The Best of Mike Royko
Editor's
note: The
Chicago Daily News published this column April 5, 1968, after the assassination
of Dr. Martin Luther King, Jr.
FBI
agents are looking for the man who pulled the trigger and surely they will find
him.
But it
doesn't matter if they do or they don't. They can't catch everybody, and Martin
Luther King was executed by a firing squad that numbered in the millions.
They took
part, from all over the country, pouring words of hate into the ear of the
assassin.
The man
with the gun did what he was told. Millions of bigots, subtle and obvious, put
it in his hand and assured him he was doing the right thing.
It would
be easy to point at the Southern redneck and say he did it. But what of the
Northern disk-jockey-turned-commentator, with his slippery words of hate every
morning?
What
about the Northern mayor who steps all over every poverty program advancement,
thinking only of political expediency, until riots fester, whites react with
more hate and the gap between the races grows bigger?
Toss in
the congressman with the stupid arguments against busing. And the pathetic
women who turn out with eggs in their hands to throw at children.
Let us
not forget the law-and-order type politicians who are in favor of arresting all
Negro prostitutes in the vice districts.
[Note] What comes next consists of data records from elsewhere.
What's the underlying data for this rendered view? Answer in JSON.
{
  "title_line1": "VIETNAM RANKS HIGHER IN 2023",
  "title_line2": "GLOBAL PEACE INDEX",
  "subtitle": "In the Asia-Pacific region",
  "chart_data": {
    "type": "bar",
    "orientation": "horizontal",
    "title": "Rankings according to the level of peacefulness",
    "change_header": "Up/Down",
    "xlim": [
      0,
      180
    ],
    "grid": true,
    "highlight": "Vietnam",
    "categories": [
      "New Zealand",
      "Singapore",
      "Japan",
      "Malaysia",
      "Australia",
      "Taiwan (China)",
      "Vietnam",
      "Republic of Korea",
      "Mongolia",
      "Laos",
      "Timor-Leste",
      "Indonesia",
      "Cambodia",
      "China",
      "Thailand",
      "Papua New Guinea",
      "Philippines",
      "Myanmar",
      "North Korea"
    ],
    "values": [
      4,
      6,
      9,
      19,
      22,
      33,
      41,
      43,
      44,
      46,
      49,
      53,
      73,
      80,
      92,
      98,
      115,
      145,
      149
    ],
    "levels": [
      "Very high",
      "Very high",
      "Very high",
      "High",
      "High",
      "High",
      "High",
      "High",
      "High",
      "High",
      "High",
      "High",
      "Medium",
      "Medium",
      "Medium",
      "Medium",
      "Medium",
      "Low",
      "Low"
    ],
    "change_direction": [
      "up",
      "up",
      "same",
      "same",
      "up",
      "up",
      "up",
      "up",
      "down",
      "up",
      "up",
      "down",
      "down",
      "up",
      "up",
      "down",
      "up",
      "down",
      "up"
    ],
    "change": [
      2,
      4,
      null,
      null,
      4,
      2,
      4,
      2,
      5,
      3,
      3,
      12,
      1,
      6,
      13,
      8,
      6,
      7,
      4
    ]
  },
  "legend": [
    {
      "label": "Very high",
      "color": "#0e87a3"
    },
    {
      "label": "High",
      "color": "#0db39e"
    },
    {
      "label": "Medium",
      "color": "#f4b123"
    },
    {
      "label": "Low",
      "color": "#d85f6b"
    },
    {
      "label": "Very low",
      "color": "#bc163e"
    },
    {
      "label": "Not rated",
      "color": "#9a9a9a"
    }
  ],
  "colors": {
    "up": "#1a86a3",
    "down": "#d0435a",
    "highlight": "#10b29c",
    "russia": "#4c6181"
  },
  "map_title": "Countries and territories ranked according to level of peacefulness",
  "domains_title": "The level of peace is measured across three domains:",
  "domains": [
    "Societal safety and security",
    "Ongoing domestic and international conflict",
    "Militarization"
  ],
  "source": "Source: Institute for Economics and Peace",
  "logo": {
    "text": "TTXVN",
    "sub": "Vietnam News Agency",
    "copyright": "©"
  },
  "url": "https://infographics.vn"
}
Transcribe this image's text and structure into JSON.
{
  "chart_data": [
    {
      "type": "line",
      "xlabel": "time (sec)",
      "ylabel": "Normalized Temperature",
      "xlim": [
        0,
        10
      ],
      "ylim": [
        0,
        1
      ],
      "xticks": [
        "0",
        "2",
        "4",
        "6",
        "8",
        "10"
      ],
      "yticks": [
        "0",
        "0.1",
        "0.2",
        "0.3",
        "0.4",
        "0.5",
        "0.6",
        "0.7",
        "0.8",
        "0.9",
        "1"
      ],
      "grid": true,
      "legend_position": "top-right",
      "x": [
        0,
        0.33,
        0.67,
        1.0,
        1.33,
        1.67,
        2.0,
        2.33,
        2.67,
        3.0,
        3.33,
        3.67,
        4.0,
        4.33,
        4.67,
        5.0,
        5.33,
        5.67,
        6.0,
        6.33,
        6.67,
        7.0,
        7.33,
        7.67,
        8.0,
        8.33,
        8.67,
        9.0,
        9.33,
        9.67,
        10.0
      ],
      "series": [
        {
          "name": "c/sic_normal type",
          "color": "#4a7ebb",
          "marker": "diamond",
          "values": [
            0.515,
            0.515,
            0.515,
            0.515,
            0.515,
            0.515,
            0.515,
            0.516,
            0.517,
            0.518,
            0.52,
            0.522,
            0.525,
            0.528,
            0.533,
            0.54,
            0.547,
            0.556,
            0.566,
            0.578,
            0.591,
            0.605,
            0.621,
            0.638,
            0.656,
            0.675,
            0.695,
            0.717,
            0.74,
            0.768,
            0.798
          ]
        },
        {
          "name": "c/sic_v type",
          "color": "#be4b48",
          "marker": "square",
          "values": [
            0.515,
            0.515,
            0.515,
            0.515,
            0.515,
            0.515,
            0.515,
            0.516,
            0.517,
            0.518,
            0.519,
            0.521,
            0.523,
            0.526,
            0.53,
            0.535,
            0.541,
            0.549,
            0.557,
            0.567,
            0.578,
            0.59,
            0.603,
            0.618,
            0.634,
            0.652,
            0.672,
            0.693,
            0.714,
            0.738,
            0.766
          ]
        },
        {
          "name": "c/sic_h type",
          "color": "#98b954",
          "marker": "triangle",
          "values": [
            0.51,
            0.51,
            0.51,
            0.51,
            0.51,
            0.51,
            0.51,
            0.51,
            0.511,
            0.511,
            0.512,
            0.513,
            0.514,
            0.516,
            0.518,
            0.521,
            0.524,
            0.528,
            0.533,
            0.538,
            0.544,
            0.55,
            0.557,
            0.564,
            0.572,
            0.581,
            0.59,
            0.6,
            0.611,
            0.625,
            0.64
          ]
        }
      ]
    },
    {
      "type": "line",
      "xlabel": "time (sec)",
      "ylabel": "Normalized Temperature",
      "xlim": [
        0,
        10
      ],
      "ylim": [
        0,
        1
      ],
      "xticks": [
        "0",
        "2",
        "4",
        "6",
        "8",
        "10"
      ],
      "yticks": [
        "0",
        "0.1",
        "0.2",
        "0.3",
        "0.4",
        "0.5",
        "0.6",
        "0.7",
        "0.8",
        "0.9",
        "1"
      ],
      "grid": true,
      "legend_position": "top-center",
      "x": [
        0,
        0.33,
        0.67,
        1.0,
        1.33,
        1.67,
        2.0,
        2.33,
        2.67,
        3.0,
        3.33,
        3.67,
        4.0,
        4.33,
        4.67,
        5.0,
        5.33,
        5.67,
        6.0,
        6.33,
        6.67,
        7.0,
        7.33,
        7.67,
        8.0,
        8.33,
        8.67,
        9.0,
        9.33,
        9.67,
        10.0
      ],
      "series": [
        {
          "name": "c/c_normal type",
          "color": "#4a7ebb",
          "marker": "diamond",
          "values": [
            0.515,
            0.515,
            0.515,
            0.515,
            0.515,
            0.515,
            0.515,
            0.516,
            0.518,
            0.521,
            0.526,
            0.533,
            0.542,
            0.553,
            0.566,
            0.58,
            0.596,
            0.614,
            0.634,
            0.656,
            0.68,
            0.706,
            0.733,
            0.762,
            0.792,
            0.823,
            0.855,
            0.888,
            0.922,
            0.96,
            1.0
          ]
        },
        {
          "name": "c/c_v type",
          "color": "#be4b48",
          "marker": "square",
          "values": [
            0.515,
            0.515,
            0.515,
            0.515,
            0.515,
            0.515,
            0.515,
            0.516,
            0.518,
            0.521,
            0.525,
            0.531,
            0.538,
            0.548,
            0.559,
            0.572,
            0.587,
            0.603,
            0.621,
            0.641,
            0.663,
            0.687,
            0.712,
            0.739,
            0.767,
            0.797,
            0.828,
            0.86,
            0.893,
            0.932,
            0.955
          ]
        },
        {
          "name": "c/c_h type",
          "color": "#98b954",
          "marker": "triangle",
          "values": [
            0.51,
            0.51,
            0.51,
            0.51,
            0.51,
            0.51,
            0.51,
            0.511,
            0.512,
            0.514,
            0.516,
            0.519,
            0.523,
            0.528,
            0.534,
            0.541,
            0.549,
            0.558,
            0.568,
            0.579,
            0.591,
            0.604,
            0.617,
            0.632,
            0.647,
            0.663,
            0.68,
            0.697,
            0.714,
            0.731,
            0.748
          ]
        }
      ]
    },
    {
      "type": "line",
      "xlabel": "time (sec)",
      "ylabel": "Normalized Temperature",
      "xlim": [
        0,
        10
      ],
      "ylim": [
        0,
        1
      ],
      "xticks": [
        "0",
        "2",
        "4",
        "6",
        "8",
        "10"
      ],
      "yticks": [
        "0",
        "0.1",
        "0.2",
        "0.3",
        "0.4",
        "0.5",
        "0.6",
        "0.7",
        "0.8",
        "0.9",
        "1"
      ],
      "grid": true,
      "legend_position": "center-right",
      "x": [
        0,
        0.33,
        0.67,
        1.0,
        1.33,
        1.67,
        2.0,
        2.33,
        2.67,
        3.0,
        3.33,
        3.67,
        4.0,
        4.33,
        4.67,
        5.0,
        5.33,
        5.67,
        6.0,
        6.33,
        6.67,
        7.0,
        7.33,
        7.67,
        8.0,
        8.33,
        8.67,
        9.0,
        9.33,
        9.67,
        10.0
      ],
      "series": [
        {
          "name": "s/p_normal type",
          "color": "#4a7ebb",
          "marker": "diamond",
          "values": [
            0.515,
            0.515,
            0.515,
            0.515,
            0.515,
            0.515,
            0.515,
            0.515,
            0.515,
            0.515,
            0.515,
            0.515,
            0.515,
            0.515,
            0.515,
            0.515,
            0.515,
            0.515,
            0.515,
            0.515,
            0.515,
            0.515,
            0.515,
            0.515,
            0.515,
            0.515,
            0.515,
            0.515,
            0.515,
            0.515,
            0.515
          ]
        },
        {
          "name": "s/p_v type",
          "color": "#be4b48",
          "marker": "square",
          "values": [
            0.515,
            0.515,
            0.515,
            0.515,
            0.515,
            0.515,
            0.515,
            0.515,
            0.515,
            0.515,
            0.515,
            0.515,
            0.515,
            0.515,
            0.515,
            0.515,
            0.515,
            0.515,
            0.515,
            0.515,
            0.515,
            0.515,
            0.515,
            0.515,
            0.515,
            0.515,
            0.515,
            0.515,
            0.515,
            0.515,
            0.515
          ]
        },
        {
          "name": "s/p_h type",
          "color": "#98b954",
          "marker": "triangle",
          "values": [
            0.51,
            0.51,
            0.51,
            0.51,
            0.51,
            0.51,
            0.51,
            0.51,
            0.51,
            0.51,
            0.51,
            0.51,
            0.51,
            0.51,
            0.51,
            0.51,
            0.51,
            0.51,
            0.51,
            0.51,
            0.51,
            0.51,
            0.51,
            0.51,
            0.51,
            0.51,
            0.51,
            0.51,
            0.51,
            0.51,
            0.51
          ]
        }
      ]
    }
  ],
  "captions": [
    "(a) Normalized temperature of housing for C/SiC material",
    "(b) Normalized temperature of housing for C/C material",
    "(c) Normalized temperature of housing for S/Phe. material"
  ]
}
When you ask them to vote for laws
that would eliminate some of the causes of prostitution, they babble like the
boobs they are.
Throw in
a Steve Telow or two: the Eastern and Southern European immigrant or his kid
who seems to be convinced that in 40 or 50 years he built this country. There
was nothing here until he arrived, you see, so that gives him the right to
pitch rocks when Martin Luther King walks down the street in his neighborhood.
They all
took their place in King's firing squad.
And
behind them were the subtle ones, those who never say anything bad but just nod
when the bigot throws out his strong opinions.
He is
actually the worst, the nodder is, because sometimes he believes differently
but he says nothing. He doesn't want to cause trouble. For Pete's sake, don't
cause trouble!
So when
his brother-in-law or his card-playing buddy from across the alley spews out
the racial filth, he nods.
Give some
credit to the most subtle of the subtle. That distinction belongs to the FBI,
now looking for King's killer.
That
agency took part in a mudslinging campaign against him that to this day demands
an investigation.
The
bullet that hit King came from all directions. Every two-bit politician or
incompetent editorial writer found in him, not themselves, the cause of our
racial problems.
It was
almost ludicrous. The man came on the American scene preaching nonviolence from
the first day he sat at the wrong end of a bus. He preached it in the North and
was hit with rocks. He talked it the day he was murdered.
Hypocrites
all over this country would kneel every Sunday morning and mouth messages to
Jesus Christ. Then they would come out and tell each other, after reading the
papers, that somebody should string up King, who was living Christianity like
few Americans ever have.
Maybe it
was the simplicity of his goal that confused people or the way he dramatized
it.
He wanted
only that black Americans have their constitutional rights,that they get an
equal shot at this country's benefits, the same thing we give to the last guy
who jumped off the boat.
So we
killed him. Just as we killed Abraham Lincoln and John F. Kennedy. No other
country kills so many of its best people.
Last
Sunday night the President said he was quitting after this term. He said this
country is so filled with hate it might help if he got out. Four days later we
killed a Nobel Peace Prize winner.
We have
pointed a gun at our own head and we are squeezing the trigger. And nobody we
elect is going to help us. It is our head and our finger.